Human Timelines Should Be Log Scale
Did you know? The year 1600 happened closer to the year 1000 than to the year 2000.
How do you measure a year? If you’re concerned with the physical revolution of the Earth around the sun, say because you care about seasons, you can define it as exactly that: one revolution per year. If you’re concerned with daily cycles, measure it in 365-ish daylights, sunsets, or midnights. But what about if you’re concerned with humans? What if you measured it in cups of coffee? Laughter? Strife? How about love?
The ratio of (human) laughter to (Earth) sunsets has grown approximately exponentially for the past ten thousand years. Any universal human experience gets more common with population growth, which has been exponential, or faster, over almost every time period. So when you draw a timeline of any part of human history, it should be scaled to reflect that. Between this sunset and the next, eight billion solar days worth of experiences and activity will occur. Back when there were only a million humans on Earth, it’d take 22 years for humanity to live as much as we’ll do tomorrow.
One of those mind-boggling facts people love to break out is that Cleopatra was born closer to the present day than to the building of the Great Pyramid. We intuitively disbelieve this. To some extent this is just a reflection of how unusually old and culturally continuous Egypt is. But also, if we’re thinking on a human scale, that intuition is actually correct. In between the Pyramids and Cleopatra, far fewer humans were around to reshape the world than in between Cleopatra and the present day. That means more history, more buildings, more science, more art. There’s a greater distance almost any way you measure it. We just usually happen to measure it in seasonal cycles, one of the few human-relevant things that happened more times in the first period than the second.
Person-years are a weird and awkward way to measure time if you’re trying to be precise about it. The Black Death slowed down time, so that the second half of the 14th century was shorter than the first half. The Baby Boom sped time up. That just sounds like a headache.
But if you’re just trying to make a timeline that nudges our intuition to the right place, modeling population growth as an exponential curve works well enough. Roughly the same amount of change happened in each inch of the line.
I’d even suggest plotting time on a log scale when it’s the x-axis in a line chart. Kurzweil did this to argue that the technological singularity was near, but it’s also just a useful way to get your whole line visible on the same graph, rather than hugging the x-axis for most of history and then screaming upward at the end.
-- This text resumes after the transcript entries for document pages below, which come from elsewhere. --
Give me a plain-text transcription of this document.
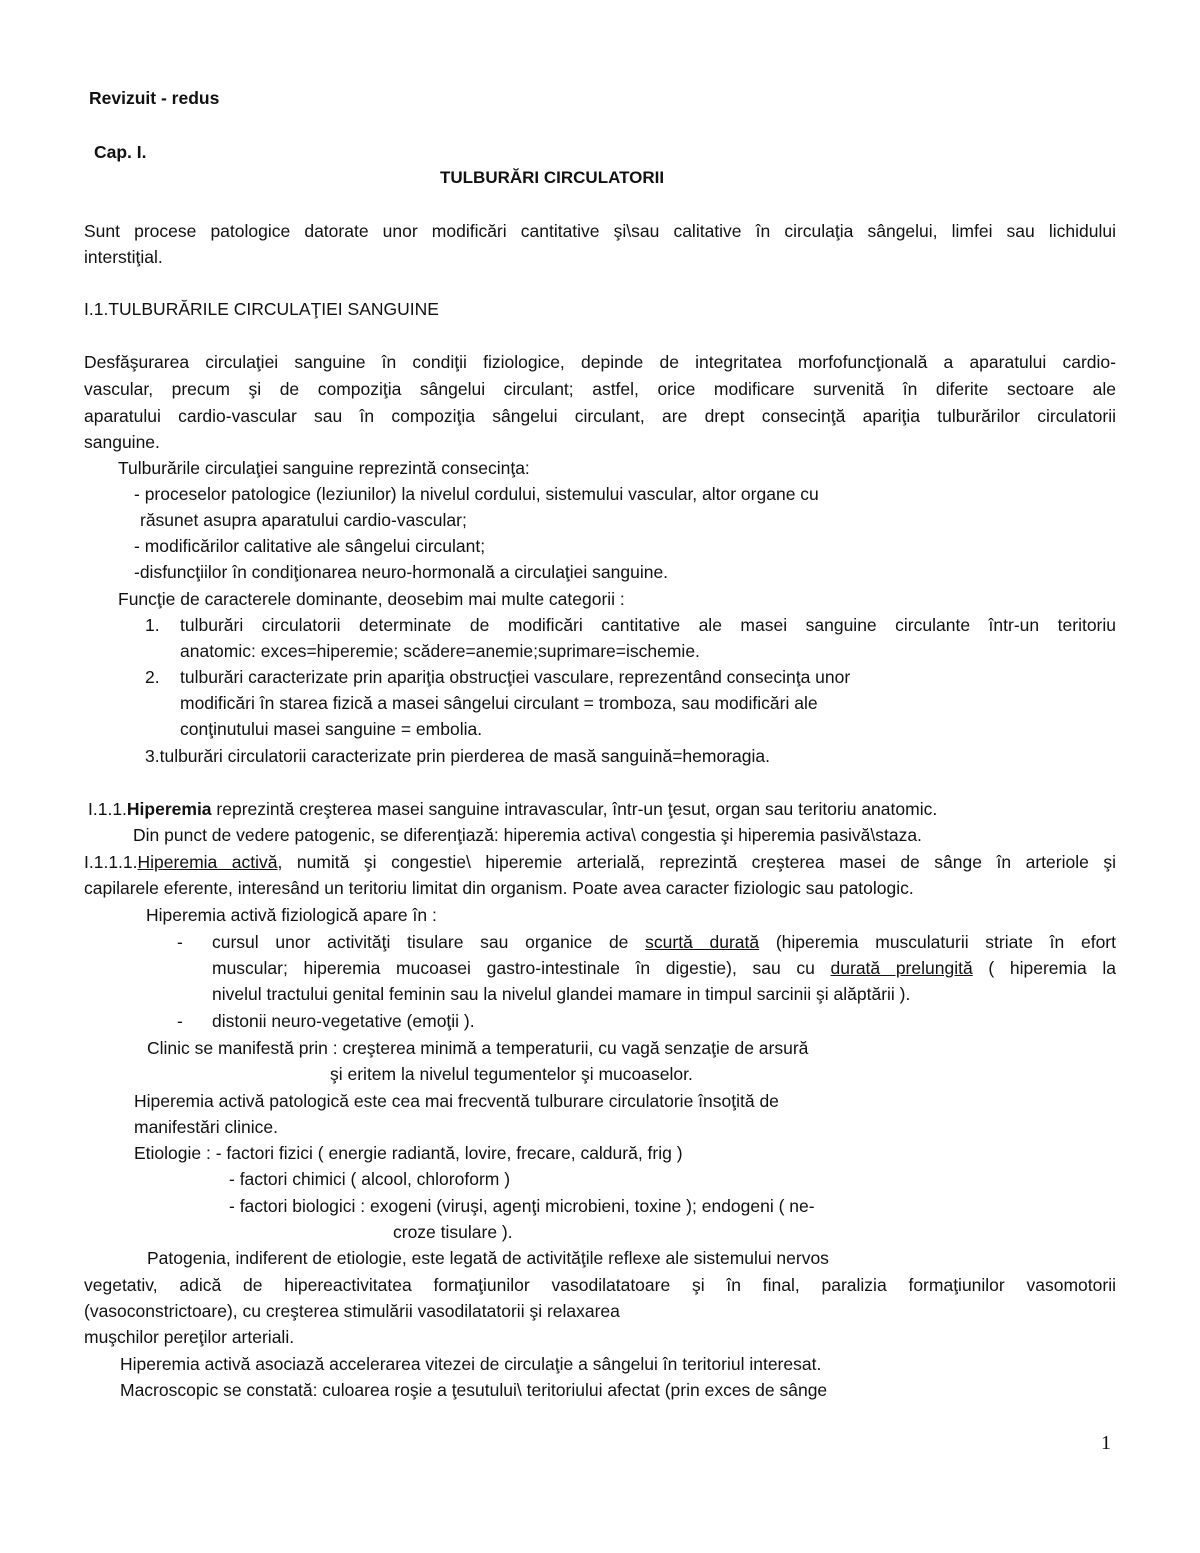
Revizuit - redus
Cap. I.
TULBURĂRI CIRCULATORII
Sunt procese patologice datorate unor modificări cantitative şi\sau calitative în circulaţia sângelui, limfei sau lichidului
interstiţial.
I.1.TULBURĂRILE CIRCULAŢIEI SANGUINE
Desfăşurarea circulaţiei sanguine în condiţii fiziologice, depinde de integritatea morfofuncţională a aparatului cardio-
vascular, precum şi de compoziţia sângelui circulant; astfel, orice modificare survenită în diferite sectoare ale
aparatului cardio-vascular sau în compoziţia sângelui circulant, are drept consecinţă apariţia tulburărilor circulatorii
sanguine.
Tulburările circulaţiei sanguine reprezintă consecinţa:
- proceselor patologice (leziunilor) la nivelul cordului, sistemului vascular, altor organe cu
răsunet asupra aparatului cardio-vascular;
- modificărilor calitative ale sângelui circulant;
-disfuncţiilor în condiţionarea neuro-hormonală a circulaţiei sanguine.
Funcţie de caracterele dominante, deosebim mai multe categorii :
1. tulburări circulatorii determinate de modificări cantitative ale masei sanguine circulante într-un teritoriu
anatomic: exces=hiperemie; scădere=anemie;suprimare=ischemie.
2. tulburări caracterizate prin apariţia obstrucţiei vasculare, reprezentând consecinţa unor
modificări în starea fizică a masei sângelui circulant = tromboza, sau modificări ale
conţinutului masei sanguine = embolia.
3.tulburări circulatorii caracterizate prin pierderea de masă sanguină=hemoragia.
I.1.1.Hiperemia reprezintă creşterea masei sanguine intravascular, într-un ţesut, organ sau teritoriu anatomic.
Din punct de vedere patogenic, se diferenţiază: hiperemia activa\ congestia şi hiperemia pasivă\staza.
I.1.1.1.Hiperemia activă, numită şi congestie\ hiperemie arterială, reprezintă creşterea masei de sânge în arteriole şi
capilarele eferente, interesând un teritoriu limitat din organism. Poate avea caracter fiziologic sau patologic.
Hiperemia activă fiziologică apare în :
- cursul unor activităţi tisulare sau organice de scurtă durată (hiperemia musculaturii striate în efort
muscular; hiperemia mucoasei gastro-intestinale în digestie), sau cu durată prelungită ( hiperemia la
nivelul tractului genital feminin sau la nivelul glandei mamare in timpul sarcinii şi alăptării ).
- distonii neuro-vegetative (emoţii ).
Clinic se manifestă prin : creşterea minimă a temperaturii, cu vagă senzaţie de arsură
şi eritem la nivelul tegumentelor şi mucoaselor.
Hiperemia activă patologică este cea mai frecventă tulburare circulatorie însoţită de
manifestări clinice.
Etiologie : - factori fizici ( energie radiantă, lovire, frecare, caldură, frig )
- factori chimici ( alcool, chloroform )
- factori biologici : exogeni (viruşi, agenţi microbieni, toxine ); endogeni ( ne-
croze tisulare ).
Patogenia, indiferent de etiologie, este legată de activităţile reflexe ale sistemului nervos
vegetativ, adică de hipereactivitatea formaţiunilor vasodilatatoare şi în final, paralizia formaţiunilor vasomotorii
(vasoconstrictoare), cu creşterea stimulării vasodilatatorii şi relaxarea
muşchilor pereţilor arteriali.
Hiperemia activă asociază accelerarea vitezei de circulaţie a sângelui în teritoriul interesat.
Macroscopic se constată: culoarea roşie a ţesutului\ teritoriului afectat (prin exces de sânge
1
We should probably start leveling up our flexibility with marking time now, before space travel puts large populations in different relativistic reference frames. At that point, if we’re not prepared, we’ll hit a Y2K bug in our own brains, when single-dimensional time stops making sense altogether.
![](https://substackcdn.com/image/fetch/w_1456,c_limit,f_auto,q_auto:good,fl_progressive:steep/https%3A%2F%2Fsubstack-post-media.s3.amazonaws.com%2Fpublic%2Fimages%2F9258ebe6-a7c1-4c90-9954-51b9c02d1851_1280x960.jpeg)
Bonus: Earworm Removal
I’m sorry for the earworm encoded into the first paragraph of this post. But, you know, it’s been inevitably playing in my head whether I referenced it or not, and misery loves company.
Fortunately, there are solutions! Songs that loop endlessly in your head usually do so because of a lack of resolution—either you can’t remember how they end, or they don’t end in a musical resolution. So sometimes the cure is to just listen to the song from beginning to end. If that doesn’t work, or isn’t feasible, you can displace it with a shorter tune that does resolve. “Happy Birthday” is a popular choice—ends definitively and many brains refuse to loop it on aesthetic grounds. Even shorter are some advertising jingles—the ones for brands that advertise themselves as products you can rely upon and forget about. My go-to is We Are Farmers (bum buh dum bum bum bum bum).